Cette découverte aide à comprendre comment les groupes humains du Paléolithique ont basculé vers l’agropastoralisme, pendant une longue période de transition encore mal connue.

Elle montre que “les nouveaux modes de vie apparus au Néolithique sont davantage le fruit d’une filiation que d’une rupture”, dit à l’AFP Abdeljalil Bouzouggar, directeur de l’Institut national des sciences de l’archéologie et du patrimoine (Insap) à Rabat, co-auteur des travaux.

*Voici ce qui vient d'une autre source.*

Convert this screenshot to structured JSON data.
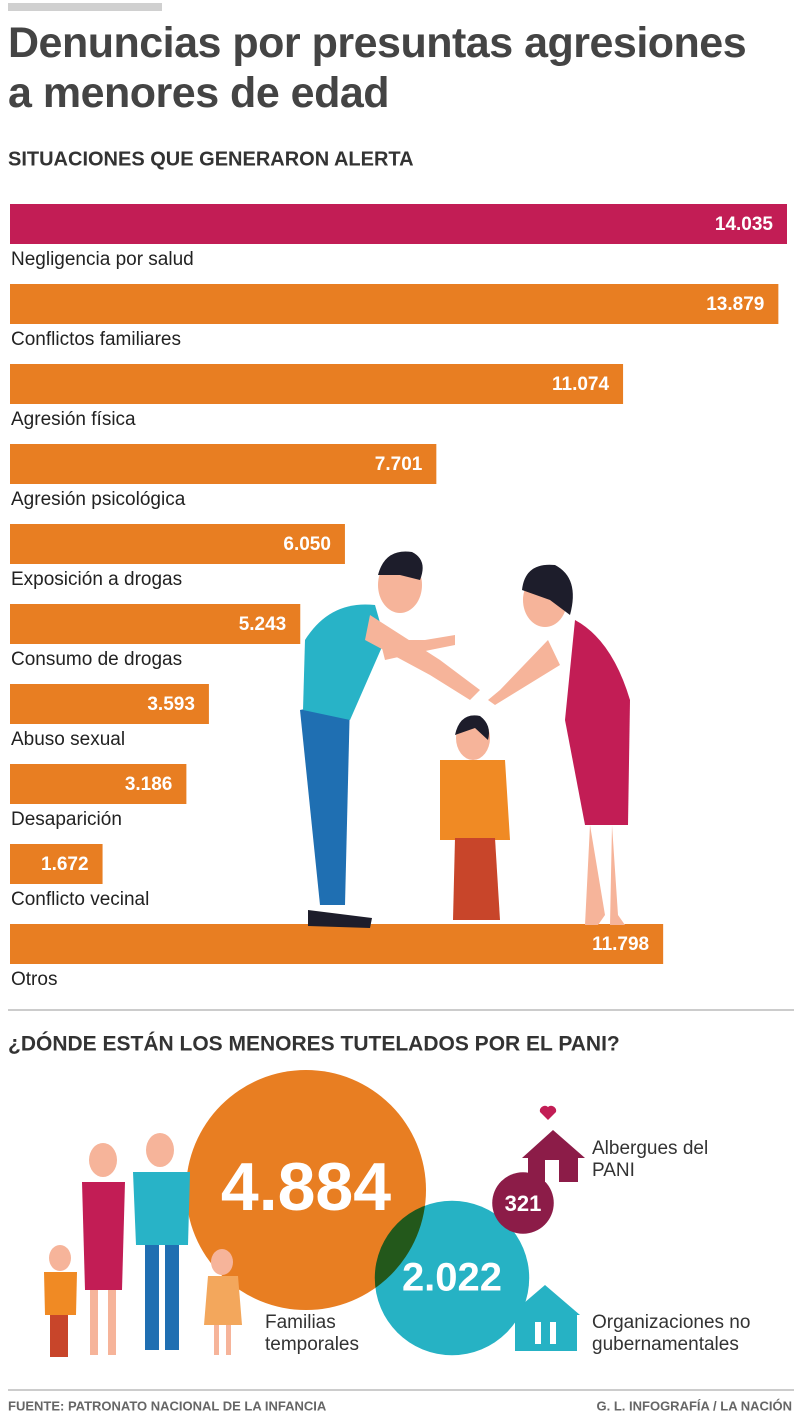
{
  "header": {
    "title": "Denuncias por presuntas agresiones a menores de edad"
  },
  "chart_data": [
    {
      "type": "bar",
      "orientation": "horizontal",
      "title": "SITUACIONES QUE GENERARON ALERTA",
      "categories": [
        "Negligencia por salud",
        "Conflictos familiares",
        "Agresión física",
        "Agresión psicológica",
        "Exposición a drogas",
        "Consumo de drogas",
        "Abuso sexual",
        "Desaparición",
        "Conflicto vecinal",
        "Otros"
      ],
      "values": [
        14035,
        13879,
        11074,
        7701,
        6050,
        5243,
        3593,
        3186,
        1672,
        11798
      ],
      "value_labels": [
        "14.035",
        "13.879",
        "11.074",
        "7.701",
        "6.050",
        "5.243",
        "3.593",
        "3.186",
        "1.672",
        "11.798"
      ],
      "colors": [
        "#c21d55",
        "#e87e22",
        "#e87e22",
        "#e87e22",
        "#e87e22",
        "#e87e22",
        "#e87e22",
        "#e87e22",
        "#e87e22",
        "#e87e22"
      ]
    },
    {
      "type": "bubble",
      "title": "¿DÓNDE ESTÁN LOS MENORES TUTELADOS POR EL PANI?",
      "categories": [
        "Familias temporales",
        "Organizaciones no gubernamentales",
        "Albergues del PANI"
      ],
      "values": [
        4884,
        2022,
        321
      ],
      "value_labels": [
        "4.884",
        "2.022",
        "321"
      ],
      "colors": [
        "#e87e22",
        "#26b2c4",
        "#8c1c48"
      ]
    }
  ],
  "footer": {
    "source": "FUENTE: PATRONATO NACIONAL DE LA INFANCIA",
    "credit": "G. L. INFOGRAFÍA / LA NACIÓN"
  }
}
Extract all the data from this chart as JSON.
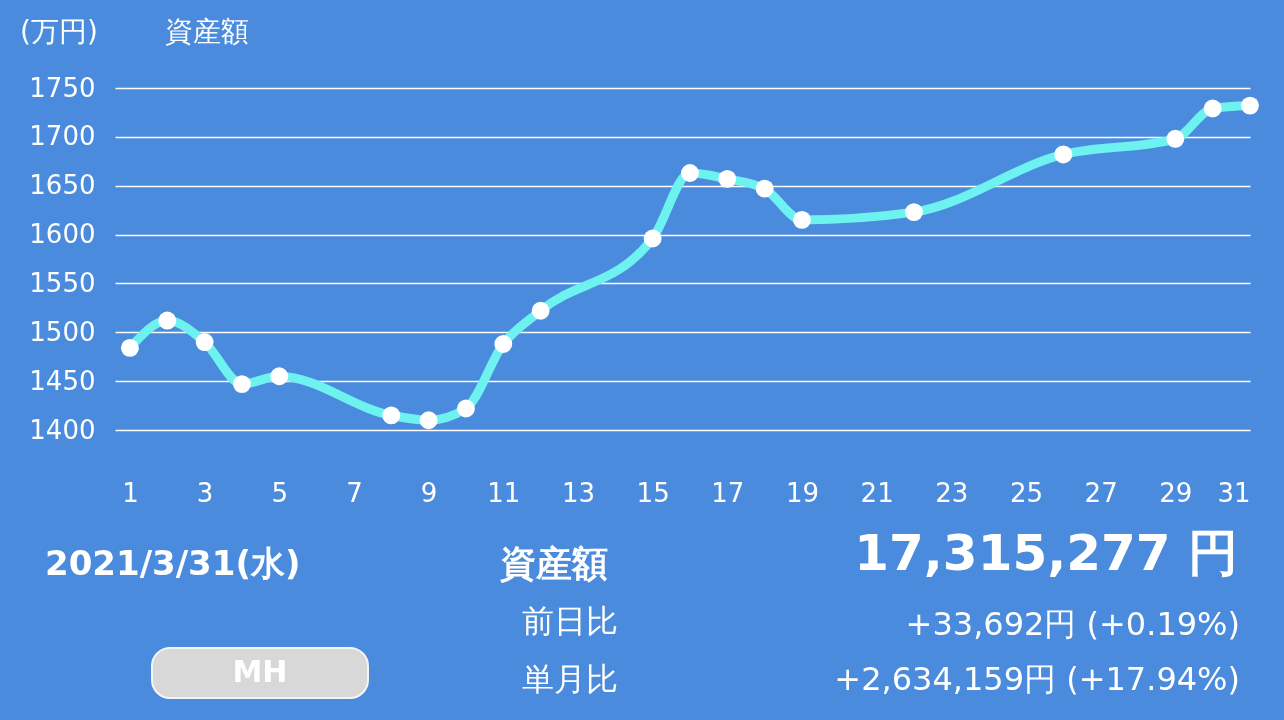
{
  "chart_data": {
    "type": "line",
    "title": "資産額",
    "ylabel": "(万円)",
    "x": [
      1,
      2,
      3,
      4,
      5,
      8,
      9,
      10,
      11,
      12,
      15,
      16,
      17,
      18,
      19,
      22,
      26,
      29,
      30,
      31
    ],
    "series": [
      {
        "color": "#6ef2f0",
        "values": [
          1484,
          1512,
          1490,
          1447,
          1455,
          1415,
          1410,
          1422,
          1488,
          1522,
          1596,
          1663,
          1657,
          1647,
          1615,
          1623,
          1682,
          1698,
          1729,
          1732
        ]
      }
    ],
    "xlim": [
      0.6,
      31
    ],
    "xticks": [
      1,
      3,
      5,
      7,
      9,
      11,
      13,
      15,
      17,
      19,
      21,
      23,
      25,
      27,
      29,
      31
    ],
    "ylim": [
      1400,
      1750
    ],
    "yticks": [
      1400,
      1450,
      1500,
      1550,
      1600,
      1650,
      1700,
      1750
    ],
    "grid": "y",
    "marker": "circle",
    "annotations": [
      "2021/3/31(水)",
      "資産額",
      "17,315,277 円",
      "前日比",
      "+33,692円 (+0.19%)",
      "単月比",
      "+2,634,159円 (+17.94%)",
      "MH"
    ]
  }
}
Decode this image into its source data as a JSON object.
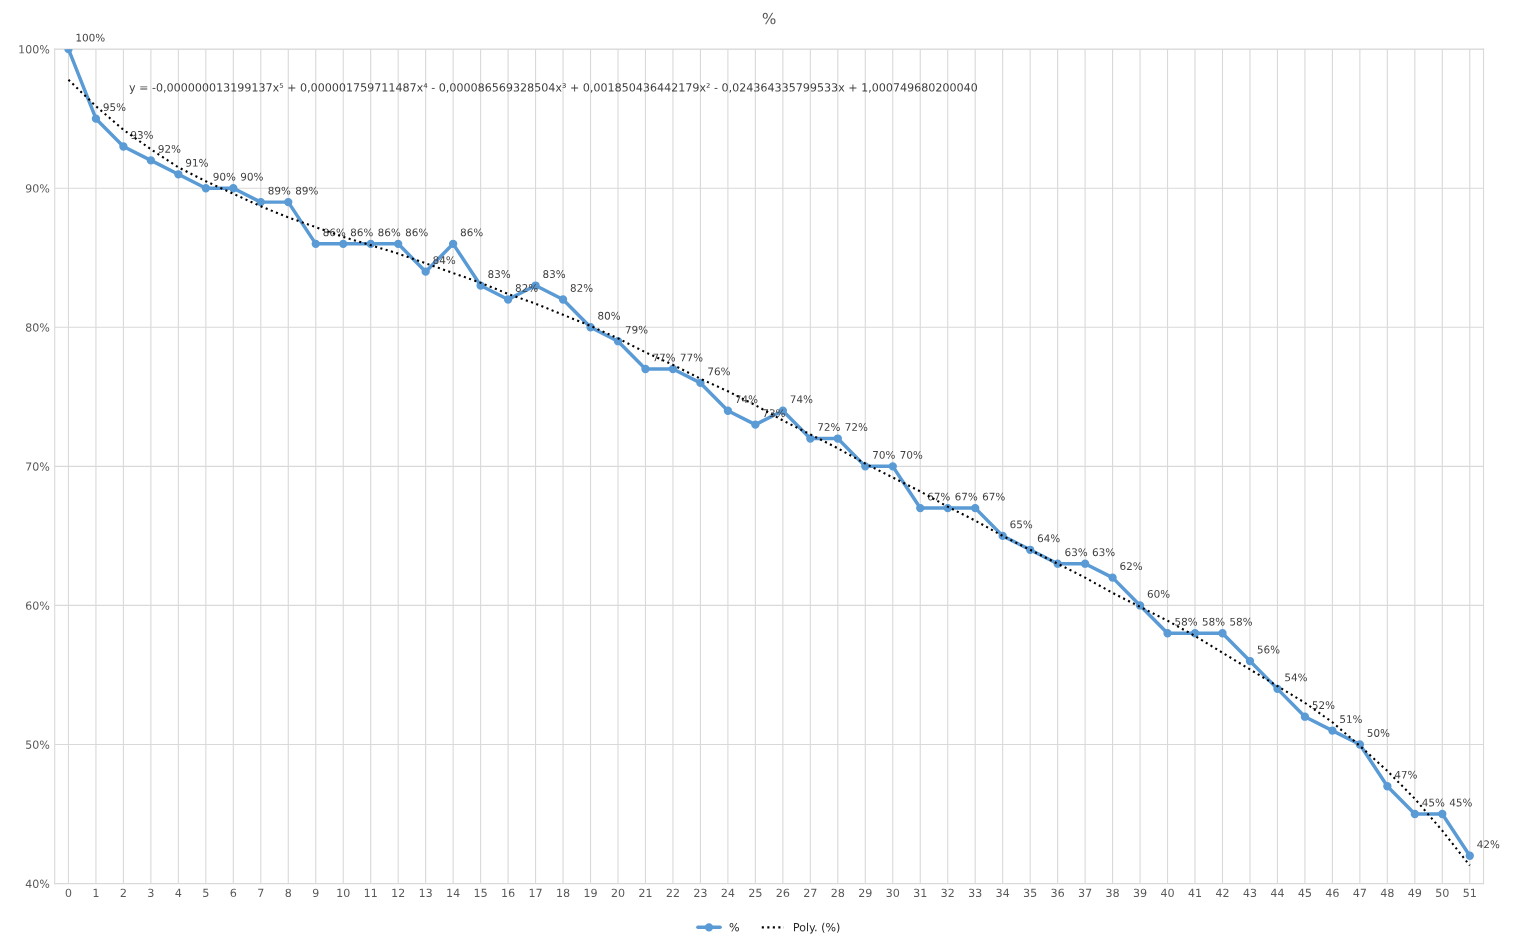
{
  "chart_data": {
    "type": "line",
    "title": "%",
    "categories": [
      "0",
      "1",
      "2",
      "3",
      "4",
      "5",
      "6",
      "7",
      "8",
      "9",
      "10",
      "11",
      "12",
      "13",
      "14",
      "15",
      "16",
      "17",
      "18",
      "19",
      "20",
      "21",
      "22",
      "23",
      "24",
      "25",
      "26",
      "27",
      "28",
      "29",
      "30",
      "31",
      "32",
      "33",
      "34",
      "35",
      "36",
      "37",
      "38",
      "39",
      "40",
      "41",
      "42",
      "43",
      "44",
      "45",
      "46",
      "47",
      "48",
      "49",
      "50",
      "51"
    ],
    "series": [
      {
        "name": "%",
        "color": "#5b9bd5",
        "marker": "circle",
        "line_style": "solid",
        "values": [
          100,
          95,
          93,
          92,
          91,
          90,
          90,
          89,
          89,
          86,
          86,
          86,
          86,
          84,
          86,
          83,
          82,
          83,
          82,
          80,
          79,
          77,
          77,
          76,
          74,
          73,
          74,
          72,
          72,
          70,
          70,
          67,
          67,
          67,
          65,
          64,
          63,
          63,
          62,
          60,
          58,
          58,
          58,
          56,
          54,
          52,
          51,
          50,
          47,
          45,
          45,
          42
        ],
        "value_labels": [
          "100%",
          "95%",
          "93%",
          "92%",
          "91%",
          "90%",
          "90%",
          "89%",
          "89%",
          "86%",
          "86%",
          "86%",
          "86%",
          "84%",
          "86%",
          "83%",
          "82%",
          "83%",
          "82%",
          "80%",
          "79%",
          "77%",
          "77%",
          "76%",
          "74%",
          "73%",
          "74%",
          "72%",
          "72%",
          "70%",
          "70%",
          "67%",
          "67%",
          "67%",
          "65%",
          "64%",
          "63%",
          "63%",
          "62%",
          "60%",
          "58%",
          "58%",
          "58%",
          "56%",
          "54%",
          "52%",
          "51%",
          "50%",
          "47%",
          "45%",
          "45%",
          "42%"
        ]
      },
      {
        "name": "Poly. (%)",
        "color": "#000000",
        "marker": "none",
        "line_style": "dotted",
        "values": [
          97.8,
          95.9,
          94.2,
          92.8,
          91.5,
          90.5,
          89.6,
          88.7,
          87.9,
          87.2,
          86.5,
          85.9,
          85.3,
          84.6,
          83.9,
          83.2,
          82.4,
          81.7,
          80.9,
          80.1,
          79.2,
          78.2,
          77.3,
          76.3,
          75.4,
          74.4,
          73.3,
          72.3,
          71.3,
          70.2,
          69.2,
          68.2,
          67.1,
          66.1,
          65.0,
          64.0,
          63.0,
          62.0,
          60.9,
          59.9,
          58.9,
          57.8,
          56.6,
          55.4,
          54.2,
          53.0,
          51.6,
          49.9,
          48.1,
          46.1,
          43.8,
          41.3
        ]
      }
    ],
    "ylim": [
      40,
      100
    ],
    "yticks": [
      {
        "value": 40,
        "label": "40%"
      },
      {
        "value": 50,
        "label": "50%"
      },
      {
        "value": 60,
        "label": "60%"
      },
      {
        "value": 70,
        "label": "70%"
      },
      {
        "value": 80,
        "label": "80%"
      },
      {
        "value": 90,
        "label": "90%"
      },
      {
        "value": 100,
        "label": "100%"
      }
    ],
    "grid": true,
    "legend": "bottom",
    "annotations": [
      "y = -0,000000013199137x⁵ + 0,000001759711487x⁴ - 0,000086569328504x³ + 0,001850436442179x² - 0,024364335799533x + 1,000749680200040"
    ]
  }
}
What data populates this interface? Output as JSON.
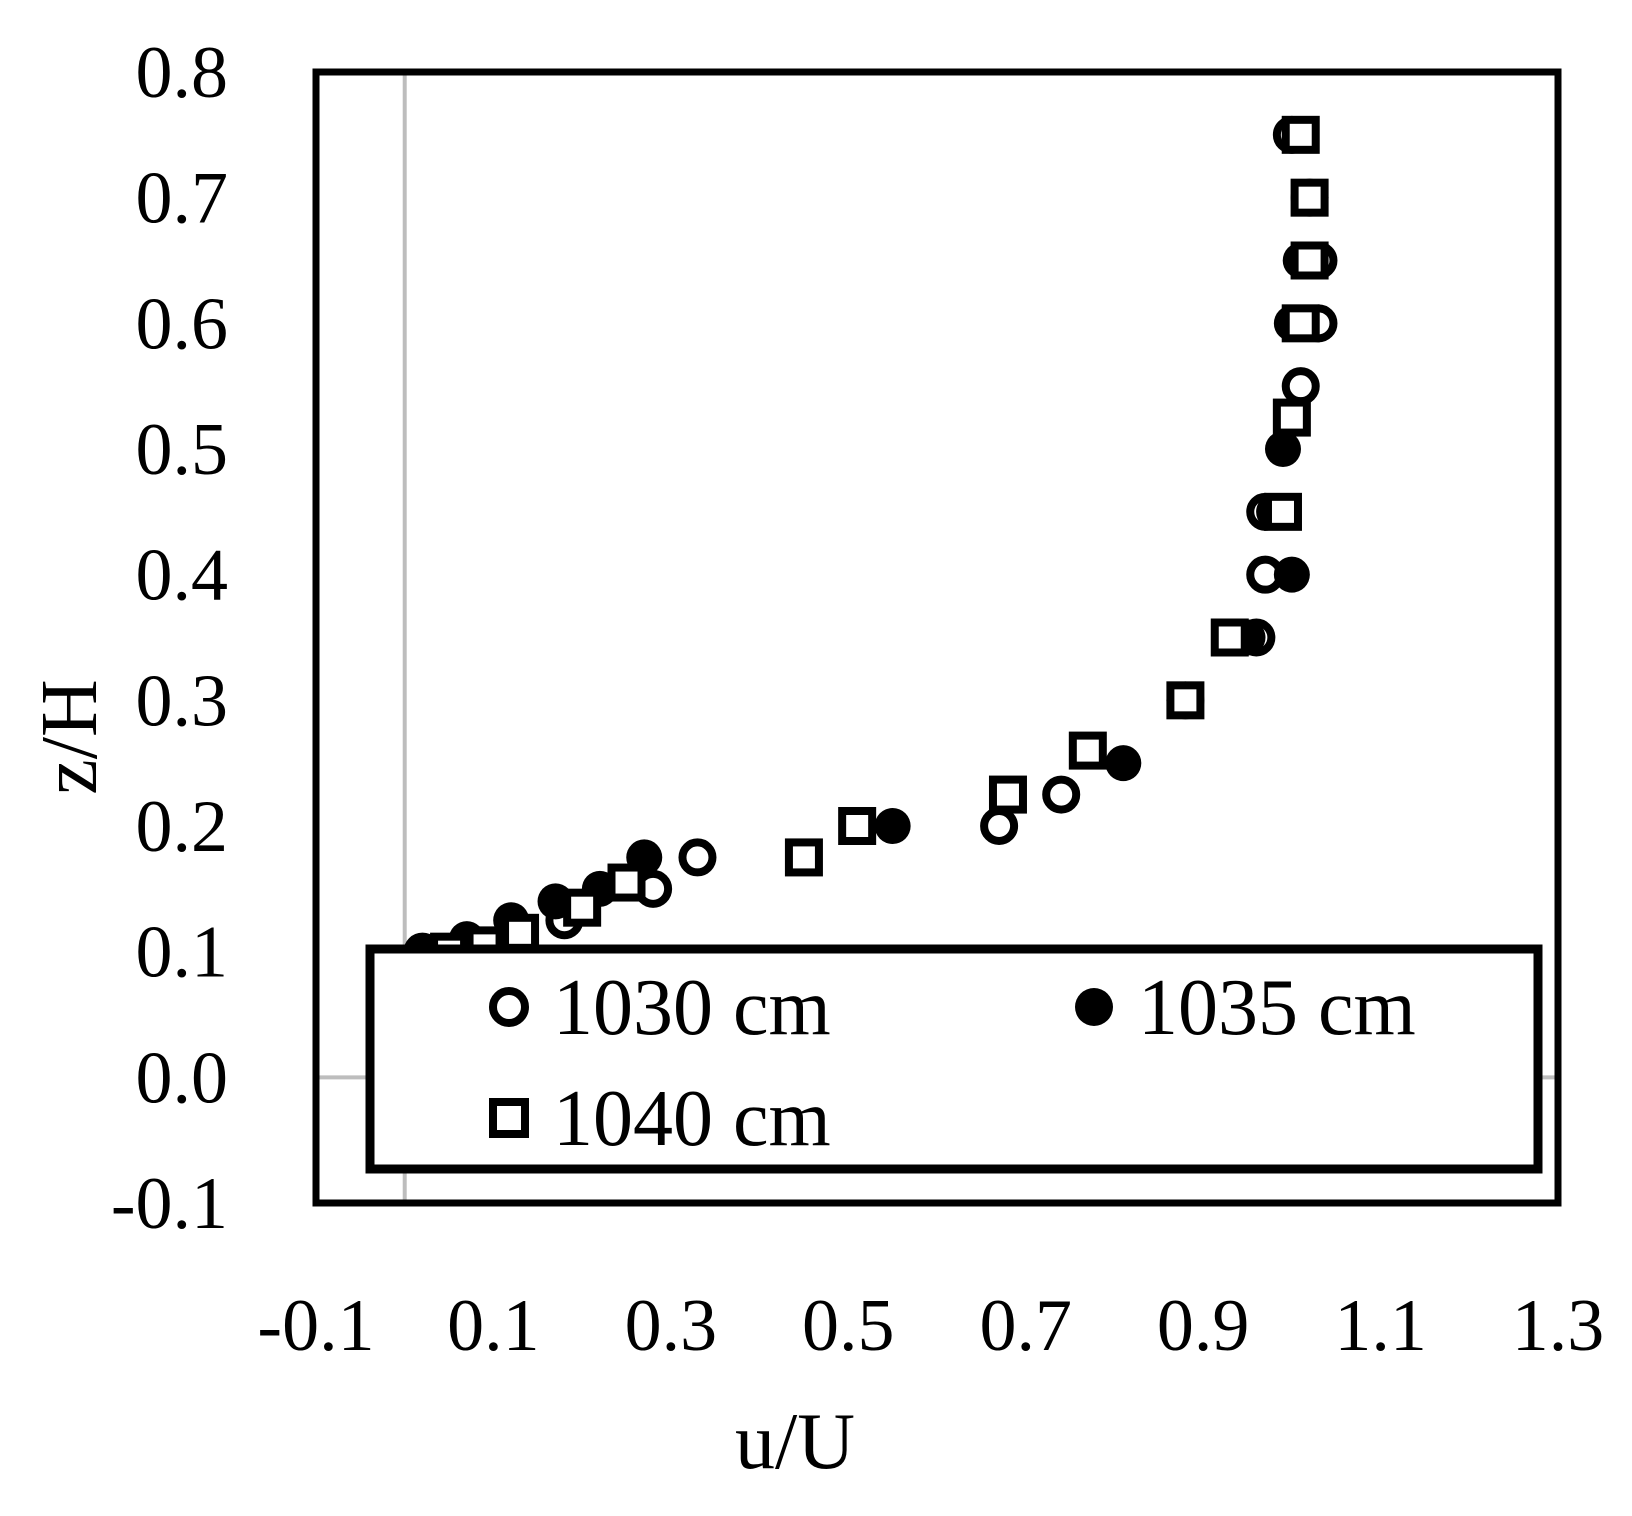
{
  "chart_data": {
    "type": "scatter",
    "xlabel": "u/U",
    "ylabel": "z/H",
    "xlim": [
      -0.1,
      1.3
    ],
    "ylim": [
      -0.1,
      0.8
    ],
    "xticks": [
      "-0.1",
      "0.1",
      "0.3",
      "0.5",
      "0.7",
      "0.9",
      "1.1",
      "1.3"
    ],
    "yticks": [
      "0.8",
      "0.7",
      "0.6",
      "0.5",
      "0.4",
      "0.3",
      "0.2",
      "0.1",
      "0.0",
      "-0.1"
    ],
    "grid": false,
    "legend_position": "bottom",
    "series": [
      {
        "name": "1030 cm",
        "marker": "open-circle",
        "points": [
          [
            0.02,
            0.1
          ],
          [
            0.08,
            0.105
          ],
          [
            0.13,
            0.11
          ],
          [
            0.18,
            0.125
          ],
          [
            0.28,
            0.15
          ],
          [
            0.33,
            0.175
          ],
          [
            0.67,
            0.2
          ],
          [
            0.74,
            0.225
          ],
          [
            0.88,
            0.3
          ],
          [
            0.96,
            0.35
          ],
          [
            0.97,
            0.4
          ],
          [
            0.97,
            0.45
          ],
          [
            1.01,
            0.55
          ],
          [
            1.03,
            0.6
          ],
          [
            1.03,
            0.65
          ],
          [
            1.02,
            0.7
          ],
          [
            1.0,
            0.75
          ]
        ]
      },
      {
        "name": "1035 cm",
        "marker": "filled-circle",
        "points": [
          [
            0.02,
            0.1
          ],
          [
            0.07,
            0.11
          ],
          [
            0.12,
            0.125
          ],
          [
            0.17,
            0.14
          ],
          [
            0.22,
            0.15
          ],
          [
            0.27,
            0.175
          ],
          [
            0.55,
            0.2
          ],
          [
            0.81,
            0.25
          ],
          [
            0.88,
            0.3
          ],
          [
            0.95,
            0.35
          ],
          [
            1.0,
            0.4
          ],
          [
            0.98,
            0.45
          ],
          [
            0.99,
            0.5
          ],
          [
            1.0,
            0.6
          ],
          [
            1.01,
            0.65
          ],
          [
            1.02,
            0.7
          ],
          [
            1.01,
            0.75
          ]
        ]
      },
      {
        "name": "1040 cm",
        "marker": "open-square",
        "points": [
          [
            0.05,
            0.1
          ],
          [
            0.09,
            0.105
          ],
          [
            0.13,
            0.115
          ],
          [
            0.2,
            0.135
          ],
          [
            0.25,
            0.155
          ],
          [
            0.45,
            0.175
          ],
          [
            0.51,
            0.2
          ],
          [
            0.68,
            0.225
          ],
          [
            0.77,
            0.26
          ],
          [
            0.88,
            0.3
          ],
          [
            0.93,
            0.35
          ],
          [
            0.99,
            0.45
          ],
          [
            1.0,
            0.525
          ],
          [
            1.01,
            0.6
          ],
          [
            1.02,
            0.65
          ],
          [
            1.02,
            0.7
          ],
          [
            1.01,
            0.75
          ]
        ]
      }
    ]
  }
}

Il est généralement admis que les chasseurs-cueilleurs ont consommé de grosses quantités de viande jusqu’à l’avènement de l’agriculture, et que ça n’est qu’à cette période qu’ils ont commencé à exploiter les ressources végétales”, explique Zineb Moubtahij, autrice principale de l’étude publiée dans Nature Ecology & Evolution.

“L’un des plus anciens cimetières d’Afrique”

Mais l’analyse de sépultures préhistoriques au Maroc suggère un tout autre scénario pour des chasseurs-cueilleurs de la culture dite ibéromaurusienne, qui s’est développée dans l’actuel Maghreb entre 25.000 et 10.000 ans avant le présent.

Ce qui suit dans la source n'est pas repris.